Exiliado en la remota Lucania en 1935 y 1936 por su condición de judío y su acción anti fascista, junto al también escritor Primo Levi, y donde se libró a un intenso trabajo de médico y pintor, de la experiencia salió su libro más conocido, Cristo se paró en Éboli (1945), escrito mientras se escondía de los nazis, y en el que descubría, también a los italianos, un sur olvidado por todos, incluidos los griegos y los romanos. Un mundo al comienzo, donde lo único que importa es el hombre, poseedor de una historia, sin duda –eso es lo que más diferencia a europeos y americanos, se describe en El reloj (p. 295)- pero que tras la hecatombe, y desde el corazón de la miseria, o casi, tiene que empezar desde cero. En ambos libros la trama vendría a ser un lujo y basta un esbozo. Casi lo único que cabe es la descripción. Como en la pintura.

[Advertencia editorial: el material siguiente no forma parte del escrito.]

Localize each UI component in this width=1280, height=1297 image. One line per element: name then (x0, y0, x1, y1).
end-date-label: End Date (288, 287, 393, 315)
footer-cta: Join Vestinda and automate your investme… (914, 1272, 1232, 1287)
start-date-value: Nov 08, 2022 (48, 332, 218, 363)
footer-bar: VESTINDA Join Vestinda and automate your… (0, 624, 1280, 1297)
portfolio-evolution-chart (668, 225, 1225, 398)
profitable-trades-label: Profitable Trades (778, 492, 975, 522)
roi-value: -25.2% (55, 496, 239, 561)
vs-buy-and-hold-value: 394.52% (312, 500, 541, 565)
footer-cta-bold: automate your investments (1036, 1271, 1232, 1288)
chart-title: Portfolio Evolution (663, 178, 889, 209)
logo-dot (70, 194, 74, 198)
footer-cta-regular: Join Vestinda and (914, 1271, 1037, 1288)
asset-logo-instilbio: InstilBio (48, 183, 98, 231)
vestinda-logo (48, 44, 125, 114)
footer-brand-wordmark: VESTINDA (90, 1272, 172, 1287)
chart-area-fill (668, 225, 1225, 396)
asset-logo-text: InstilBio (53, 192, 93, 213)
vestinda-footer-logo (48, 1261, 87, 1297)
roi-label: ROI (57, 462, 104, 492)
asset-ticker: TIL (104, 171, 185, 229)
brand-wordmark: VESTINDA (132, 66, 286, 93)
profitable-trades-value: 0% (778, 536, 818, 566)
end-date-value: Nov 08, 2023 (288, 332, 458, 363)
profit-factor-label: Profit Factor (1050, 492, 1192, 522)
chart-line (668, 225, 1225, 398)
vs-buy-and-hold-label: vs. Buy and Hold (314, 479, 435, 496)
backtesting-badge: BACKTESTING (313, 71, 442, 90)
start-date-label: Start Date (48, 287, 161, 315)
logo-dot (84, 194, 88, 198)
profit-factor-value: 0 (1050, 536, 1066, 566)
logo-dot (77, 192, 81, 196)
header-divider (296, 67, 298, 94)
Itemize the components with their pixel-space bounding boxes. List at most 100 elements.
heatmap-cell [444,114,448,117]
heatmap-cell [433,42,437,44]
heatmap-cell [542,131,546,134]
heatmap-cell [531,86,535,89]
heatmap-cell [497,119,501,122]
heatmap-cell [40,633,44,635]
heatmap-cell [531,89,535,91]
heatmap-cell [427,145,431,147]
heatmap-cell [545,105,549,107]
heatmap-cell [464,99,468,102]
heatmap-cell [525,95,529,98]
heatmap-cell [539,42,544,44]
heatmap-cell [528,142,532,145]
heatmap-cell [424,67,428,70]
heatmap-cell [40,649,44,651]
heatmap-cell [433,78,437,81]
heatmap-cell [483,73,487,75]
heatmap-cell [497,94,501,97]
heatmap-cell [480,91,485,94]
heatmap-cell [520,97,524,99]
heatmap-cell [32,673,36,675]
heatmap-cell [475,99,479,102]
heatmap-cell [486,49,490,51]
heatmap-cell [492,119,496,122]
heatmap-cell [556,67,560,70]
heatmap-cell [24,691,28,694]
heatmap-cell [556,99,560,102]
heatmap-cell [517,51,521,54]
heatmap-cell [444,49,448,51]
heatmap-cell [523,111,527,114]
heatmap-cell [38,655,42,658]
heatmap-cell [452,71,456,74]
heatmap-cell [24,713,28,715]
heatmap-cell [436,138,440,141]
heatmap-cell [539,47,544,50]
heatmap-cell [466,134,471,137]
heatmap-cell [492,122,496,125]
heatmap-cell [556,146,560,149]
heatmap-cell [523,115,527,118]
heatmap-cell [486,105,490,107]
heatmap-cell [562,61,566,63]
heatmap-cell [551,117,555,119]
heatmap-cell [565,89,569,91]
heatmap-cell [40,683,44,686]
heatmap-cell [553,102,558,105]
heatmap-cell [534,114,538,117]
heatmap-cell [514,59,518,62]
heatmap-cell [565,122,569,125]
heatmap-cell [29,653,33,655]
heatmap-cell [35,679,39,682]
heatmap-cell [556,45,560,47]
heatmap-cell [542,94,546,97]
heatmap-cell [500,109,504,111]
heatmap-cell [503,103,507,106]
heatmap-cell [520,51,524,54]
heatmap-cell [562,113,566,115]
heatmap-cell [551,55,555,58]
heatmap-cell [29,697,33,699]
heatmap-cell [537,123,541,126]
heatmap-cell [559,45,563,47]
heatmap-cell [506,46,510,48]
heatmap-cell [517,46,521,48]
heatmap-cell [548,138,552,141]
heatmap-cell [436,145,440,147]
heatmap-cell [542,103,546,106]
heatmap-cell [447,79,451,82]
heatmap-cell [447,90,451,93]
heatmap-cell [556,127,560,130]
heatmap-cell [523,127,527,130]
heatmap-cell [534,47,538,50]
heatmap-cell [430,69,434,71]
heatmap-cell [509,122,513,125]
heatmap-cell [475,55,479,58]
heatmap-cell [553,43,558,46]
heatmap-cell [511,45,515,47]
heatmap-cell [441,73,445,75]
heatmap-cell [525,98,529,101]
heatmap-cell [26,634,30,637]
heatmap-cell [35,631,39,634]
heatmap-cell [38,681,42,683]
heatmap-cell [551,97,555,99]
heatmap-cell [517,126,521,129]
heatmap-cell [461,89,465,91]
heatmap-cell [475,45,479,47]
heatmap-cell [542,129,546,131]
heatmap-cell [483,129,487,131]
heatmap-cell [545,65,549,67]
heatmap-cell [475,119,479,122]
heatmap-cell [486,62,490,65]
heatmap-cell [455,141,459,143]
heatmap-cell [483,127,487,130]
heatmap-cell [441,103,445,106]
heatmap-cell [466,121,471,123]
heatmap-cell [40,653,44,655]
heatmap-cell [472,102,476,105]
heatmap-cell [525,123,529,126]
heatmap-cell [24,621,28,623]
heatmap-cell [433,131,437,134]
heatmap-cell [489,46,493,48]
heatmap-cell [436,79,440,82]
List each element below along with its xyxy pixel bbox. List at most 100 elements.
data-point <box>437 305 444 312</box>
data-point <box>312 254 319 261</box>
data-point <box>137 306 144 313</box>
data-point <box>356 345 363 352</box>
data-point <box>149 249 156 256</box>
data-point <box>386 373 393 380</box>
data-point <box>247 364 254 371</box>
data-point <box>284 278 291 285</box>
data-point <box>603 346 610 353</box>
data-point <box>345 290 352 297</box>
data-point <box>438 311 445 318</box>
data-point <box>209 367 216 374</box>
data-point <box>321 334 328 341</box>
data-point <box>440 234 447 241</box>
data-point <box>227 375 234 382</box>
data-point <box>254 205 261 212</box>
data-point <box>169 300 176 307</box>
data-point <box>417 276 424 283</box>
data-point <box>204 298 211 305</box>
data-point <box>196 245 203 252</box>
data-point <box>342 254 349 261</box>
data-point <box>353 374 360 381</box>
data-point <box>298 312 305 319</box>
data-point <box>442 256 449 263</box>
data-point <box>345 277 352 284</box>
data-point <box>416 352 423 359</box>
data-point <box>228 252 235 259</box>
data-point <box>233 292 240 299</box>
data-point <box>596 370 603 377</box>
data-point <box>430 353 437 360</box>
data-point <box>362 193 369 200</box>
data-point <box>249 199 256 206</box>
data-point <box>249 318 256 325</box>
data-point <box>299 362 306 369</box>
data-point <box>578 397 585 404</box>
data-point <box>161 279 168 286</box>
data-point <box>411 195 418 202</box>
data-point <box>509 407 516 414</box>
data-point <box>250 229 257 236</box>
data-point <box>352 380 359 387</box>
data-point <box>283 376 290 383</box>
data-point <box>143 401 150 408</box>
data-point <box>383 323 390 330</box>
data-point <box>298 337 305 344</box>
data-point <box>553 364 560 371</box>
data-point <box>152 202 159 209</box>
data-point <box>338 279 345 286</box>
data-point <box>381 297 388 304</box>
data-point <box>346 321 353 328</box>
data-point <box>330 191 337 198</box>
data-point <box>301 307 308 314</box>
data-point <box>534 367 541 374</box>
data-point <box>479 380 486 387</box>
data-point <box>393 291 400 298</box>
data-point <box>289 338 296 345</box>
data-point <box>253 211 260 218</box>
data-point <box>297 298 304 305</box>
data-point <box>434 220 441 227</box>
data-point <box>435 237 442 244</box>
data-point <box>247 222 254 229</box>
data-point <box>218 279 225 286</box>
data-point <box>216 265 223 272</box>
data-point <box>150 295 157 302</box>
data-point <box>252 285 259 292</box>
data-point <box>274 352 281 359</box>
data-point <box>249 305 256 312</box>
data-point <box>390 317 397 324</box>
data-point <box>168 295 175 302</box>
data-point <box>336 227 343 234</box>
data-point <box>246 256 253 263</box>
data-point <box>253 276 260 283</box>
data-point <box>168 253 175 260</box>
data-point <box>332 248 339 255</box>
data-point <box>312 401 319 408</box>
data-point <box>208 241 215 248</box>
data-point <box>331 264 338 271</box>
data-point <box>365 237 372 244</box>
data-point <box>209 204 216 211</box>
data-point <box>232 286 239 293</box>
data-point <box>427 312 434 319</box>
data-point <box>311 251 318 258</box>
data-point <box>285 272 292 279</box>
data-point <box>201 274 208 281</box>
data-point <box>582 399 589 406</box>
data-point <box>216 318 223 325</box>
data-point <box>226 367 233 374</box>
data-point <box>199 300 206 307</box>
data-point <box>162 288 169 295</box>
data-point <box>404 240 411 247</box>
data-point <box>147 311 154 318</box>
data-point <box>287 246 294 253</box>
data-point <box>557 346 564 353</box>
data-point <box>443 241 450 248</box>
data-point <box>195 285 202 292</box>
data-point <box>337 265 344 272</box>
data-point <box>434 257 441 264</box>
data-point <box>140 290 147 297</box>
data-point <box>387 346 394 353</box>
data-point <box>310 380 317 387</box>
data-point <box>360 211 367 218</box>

Y como en esta, una descripción que poco tiene que ver con la imagen heredada del muy politizado social realismo de la posguerra. Por el contrario, una escritura que no renuncia a nada y no le pide perdón al lector por extenderse en una descripción o un excurso, o en una oración con siete subordinadas donde caben sugerencias y fragmentos de historias. Nos recuerda un tiempo en que la literatura no tenía que pedir permiso para desplegar sus recursos. En el pesado malentendido de la ligereza y la banalidad que nos tienen cercados, un descanso.